Running across these jokers on social media is like dropping in on the minutes of a particularly pissed meeting of the Tunbridge Wells Rotary Club as they’re being updated in real time. Do we get the politicians we deserve? If so the people of Clacton must have done some pretty bad stuff in the past; maybe even worse than voting for Douglas Carswell.
It gets even better once the Cannon and Ball of pompous right wing rhetorical posturing – Toby Young and Dan Hannan MEP – get involved. The two of them have recently been having a go at National Institute of Economic and Social Research director Jonathan Portes. Portes had the temerity to point out the pair were talking balls about UK exports. In response Hannan gave us a blog about how Portes’s think tank was clearly pro-EU due to it receiving funding from that body (among others including, um, the UK Government). Among other errors, he cited a paper from the NIESR written in 2004 as evidence (written just the seven years before Portes joined).
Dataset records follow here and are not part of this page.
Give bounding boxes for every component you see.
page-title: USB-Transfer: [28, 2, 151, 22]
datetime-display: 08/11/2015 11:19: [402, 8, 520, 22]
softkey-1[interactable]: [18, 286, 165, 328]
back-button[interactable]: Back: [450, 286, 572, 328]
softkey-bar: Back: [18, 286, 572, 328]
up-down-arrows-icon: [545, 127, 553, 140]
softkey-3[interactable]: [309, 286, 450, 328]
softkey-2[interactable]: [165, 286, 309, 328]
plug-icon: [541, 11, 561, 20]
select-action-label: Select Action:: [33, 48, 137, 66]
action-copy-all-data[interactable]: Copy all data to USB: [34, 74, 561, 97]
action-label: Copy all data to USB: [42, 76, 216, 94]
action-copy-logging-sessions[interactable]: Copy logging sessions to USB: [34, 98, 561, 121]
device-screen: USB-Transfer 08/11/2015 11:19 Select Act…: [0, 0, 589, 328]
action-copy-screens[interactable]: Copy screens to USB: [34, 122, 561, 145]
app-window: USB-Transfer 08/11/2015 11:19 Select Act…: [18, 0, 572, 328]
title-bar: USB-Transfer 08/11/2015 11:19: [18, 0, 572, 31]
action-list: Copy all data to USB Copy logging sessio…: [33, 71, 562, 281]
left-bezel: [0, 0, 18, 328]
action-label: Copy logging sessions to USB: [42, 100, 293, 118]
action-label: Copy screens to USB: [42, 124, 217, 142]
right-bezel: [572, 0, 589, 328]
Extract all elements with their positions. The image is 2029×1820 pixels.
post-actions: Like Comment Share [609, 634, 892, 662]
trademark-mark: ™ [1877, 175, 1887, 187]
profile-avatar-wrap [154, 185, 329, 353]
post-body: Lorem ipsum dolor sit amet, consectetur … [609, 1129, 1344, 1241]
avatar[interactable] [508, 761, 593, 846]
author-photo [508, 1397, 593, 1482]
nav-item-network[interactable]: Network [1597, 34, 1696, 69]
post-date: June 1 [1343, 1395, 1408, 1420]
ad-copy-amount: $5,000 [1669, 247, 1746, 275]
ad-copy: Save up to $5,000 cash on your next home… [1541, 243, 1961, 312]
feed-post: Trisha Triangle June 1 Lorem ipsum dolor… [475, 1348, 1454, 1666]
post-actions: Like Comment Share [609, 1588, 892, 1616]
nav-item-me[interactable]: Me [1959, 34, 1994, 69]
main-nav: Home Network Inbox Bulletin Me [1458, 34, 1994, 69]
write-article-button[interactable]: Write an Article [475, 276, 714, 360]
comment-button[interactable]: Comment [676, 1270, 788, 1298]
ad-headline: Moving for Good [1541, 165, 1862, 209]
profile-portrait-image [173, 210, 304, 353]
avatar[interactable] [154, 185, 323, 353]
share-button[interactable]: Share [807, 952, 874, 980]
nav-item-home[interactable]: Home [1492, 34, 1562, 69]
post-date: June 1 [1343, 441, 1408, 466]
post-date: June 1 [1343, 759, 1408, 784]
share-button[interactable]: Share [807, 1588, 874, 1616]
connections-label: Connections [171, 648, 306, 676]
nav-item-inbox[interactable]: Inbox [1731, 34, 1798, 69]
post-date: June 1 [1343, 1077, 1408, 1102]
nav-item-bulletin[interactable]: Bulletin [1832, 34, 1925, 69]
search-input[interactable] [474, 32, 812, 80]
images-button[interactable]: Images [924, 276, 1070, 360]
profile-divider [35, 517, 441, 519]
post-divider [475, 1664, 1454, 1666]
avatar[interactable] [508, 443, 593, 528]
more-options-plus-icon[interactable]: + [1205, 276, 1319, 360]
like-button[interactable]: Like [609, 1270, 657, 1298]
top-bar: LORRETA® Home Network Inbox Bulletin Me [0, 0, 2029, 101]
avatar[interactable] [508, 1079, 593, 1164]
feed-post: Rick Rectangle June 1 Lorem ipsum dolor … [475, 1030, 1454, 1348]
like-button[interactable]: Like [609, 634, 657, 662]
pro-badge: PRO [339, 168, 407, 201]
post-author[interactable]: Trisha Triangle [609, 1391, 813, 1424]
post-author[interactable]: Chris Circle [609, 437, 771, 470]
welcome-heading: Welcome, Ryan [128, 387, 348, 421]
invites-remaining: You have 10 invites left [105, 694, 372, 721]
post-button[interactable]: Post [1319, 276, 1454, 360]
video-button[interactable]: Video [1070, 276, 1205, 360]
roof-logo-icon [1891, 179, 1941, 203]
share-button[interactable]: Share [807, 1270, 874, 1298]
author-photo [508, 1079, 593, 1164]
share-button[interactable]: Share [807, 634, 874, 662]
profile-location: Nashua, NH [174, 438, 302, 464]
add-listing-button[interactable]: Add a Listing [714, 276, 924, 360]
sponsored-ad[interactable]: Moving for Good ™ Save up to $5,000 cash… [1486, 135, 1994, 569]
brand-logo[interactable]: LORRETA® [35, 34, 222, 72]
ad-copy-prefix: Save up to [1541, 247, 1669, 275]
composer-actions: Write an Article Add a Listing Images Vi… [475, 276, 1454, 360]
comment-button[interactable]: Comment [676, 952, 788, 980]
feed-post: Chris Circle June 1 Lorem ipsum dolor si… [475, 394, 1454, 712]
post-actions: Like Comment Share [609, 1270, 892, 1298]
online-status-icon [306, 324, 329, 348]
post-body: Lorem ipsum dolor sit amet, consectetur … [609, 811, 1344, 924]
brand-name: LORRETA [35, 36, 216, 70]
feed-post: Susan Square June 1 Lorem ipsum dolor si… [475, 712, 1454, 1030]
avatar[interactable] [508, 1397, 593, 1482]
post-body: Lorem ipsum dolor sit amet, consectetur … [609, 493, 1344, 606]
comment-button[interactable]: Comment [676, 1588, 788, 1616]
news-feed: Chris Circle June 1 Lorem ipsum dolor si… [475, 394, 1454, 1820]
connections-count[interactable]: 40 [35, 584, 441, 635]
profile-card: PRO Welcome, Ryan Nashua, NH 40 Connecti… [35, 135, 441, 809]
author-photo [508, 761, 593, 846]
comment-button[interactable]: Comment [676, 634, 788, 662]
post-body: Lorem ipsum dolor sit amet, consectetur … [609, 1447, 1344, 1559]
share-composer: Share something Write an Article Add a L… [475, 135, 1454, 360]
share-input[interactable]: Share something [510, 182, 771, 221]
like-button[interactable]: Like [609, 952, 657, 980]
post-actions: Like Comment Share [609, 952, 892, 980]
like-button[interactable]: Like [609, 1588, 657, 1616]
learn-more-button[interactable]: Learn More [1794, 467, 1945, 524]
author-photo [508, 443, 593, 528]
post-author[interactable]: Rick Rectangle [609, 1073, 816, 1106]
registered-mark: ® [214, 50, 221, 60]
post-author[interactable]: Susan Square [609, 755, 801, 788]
Cue complaint to the PCC. Whoops! Way to disprove allegations of not doing your homework properly. But then you know facts and reason have gone out of the window by the point the school bullies’ sidekick feels he understands the debate enough to provide the dimmest input of the day.
There’s today’s conservative writers for you, right there. Not exactly Auberon Waugh, is it?
I’m sure to them this is going to be a “left-wing rant”. Well it’s not. I’ve got no problem with right-wing ideas, as long as they’re good. In fact, I’ve just written 2,000 favourable words about a Tory MP’s campaign. I’m just asking them to be less stupid. God I hate people.